I'm building an ANTLR parser for a small query language. The query language is by definition ambiguous, and we need all possible interpretations (ASTs) to process the query.

Example:

    query   : CLASSIFIED_TOKEN UNCLASSIFIED_TOKEN 
            | ANY_TOKEN UNCLASSIFIED_TOKEN 
            ;

In this case, if input matches both rules, I need to get 2 ASTs with both interpretations. ANTLR will return the first matched AST.

Do you know a simple way to get all possible ASTs for the same grammar? I'm thinking about running parser multiple times, "turning off" already matched rules between iterations; this seems dirty. Is there a better idea? Maybe other lex/parser tool with java support that can do this?

Thanks

2
See my remark about combinatorics on another answer.Ira Baxter

2 Answers

2
votes

If I were you, I'd remove the ambiguities. You can often do that by using contextual information to determine which grammar rules actually trigger. For instance, in

C* X;

in C (not your language, but this is just to make a point), you can't tell if this is just a pointless multiplication (legal to write in C), or a declaration of a variable X of type "pointer to C". So, there are two valid (ambiguous) parses. But if you know that C is a type declaration (from some context, perhaps an earlier code declaration), you can hack the parser to kill off the inappropriate choices and end up with just the one "correct" parse, no ambiguities.

If you really don't have the context, then you likely need a GLR parser, which happily generate both parses in your final tree. I don't know of any available for Java.

Our DMS Software Reengineering Toolkit [not a Java-based product] has GLR parsing support, and we use that all the time to parse difficult languages with ambiguities. The way we handle the C example above is to produce both parses, because the GLR parser is happy to do this, and then if we have additional information (such as symbol table table), post-process the tree to remove the inappropriate parses.

DMS is designed to support the customized analysis and transformation of arbitrary languages, such as your query language, and makes it easy to define the grammar. Once you have a context-free grammar (ambiguities or not), DMS can parse code and you can decide what to do later.

1
votes

I doubt you're going to get ANTLR to return multiple parse trees without wholesale rewriting of the code.

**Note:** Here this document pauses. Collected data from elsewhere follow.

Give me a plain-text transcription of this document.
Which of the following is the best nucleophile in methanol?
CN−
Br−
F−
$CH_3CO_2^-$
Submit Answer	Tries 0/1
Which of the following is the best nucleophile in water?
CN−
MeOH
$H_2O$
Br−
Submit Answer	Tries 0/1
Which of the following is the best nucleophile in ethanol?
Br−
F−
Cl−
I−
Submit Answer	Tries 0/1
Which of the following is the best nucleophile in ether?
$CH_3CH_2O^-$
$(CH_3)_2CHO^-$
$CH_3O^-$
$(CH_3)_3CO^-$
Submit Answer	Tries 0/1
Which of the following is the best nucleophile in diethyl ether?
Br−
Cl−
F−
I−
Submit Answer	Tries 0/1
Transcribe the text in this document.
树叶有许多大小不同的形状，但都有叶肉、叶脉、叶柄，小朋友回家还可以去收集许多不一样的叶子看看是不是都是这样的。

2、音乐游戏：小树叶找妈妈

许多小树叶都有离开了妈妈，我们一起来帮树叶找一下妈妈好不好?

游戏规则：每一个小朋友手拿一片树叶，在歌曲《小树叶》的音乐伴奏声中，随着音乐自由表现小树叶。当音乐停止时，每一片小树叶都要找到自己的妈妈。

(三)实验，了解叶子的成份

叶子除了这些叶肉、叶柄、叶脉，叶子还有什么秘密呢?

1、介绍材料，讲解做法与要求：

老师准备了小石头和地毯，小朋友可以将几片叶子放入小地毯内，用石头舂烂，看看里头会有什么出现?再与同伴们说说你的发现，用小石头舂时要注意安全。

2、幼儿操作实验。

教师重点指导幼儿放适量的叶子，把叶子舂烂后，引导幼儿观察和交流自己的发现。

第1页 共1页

I believe you're going to have to partition the ambiguities, each into its own unambiguous grammar and run the parse multiple times. If the total number of ambiguous productions is large you could have an unmanageable set of distinct grammars. For example, for three binary ambiguities (two choices) you'll end up with 8 distinct grammars, though there might be slightly fewer if one ambiguous branch eliminates one or more of the other ambiguities.

Good luck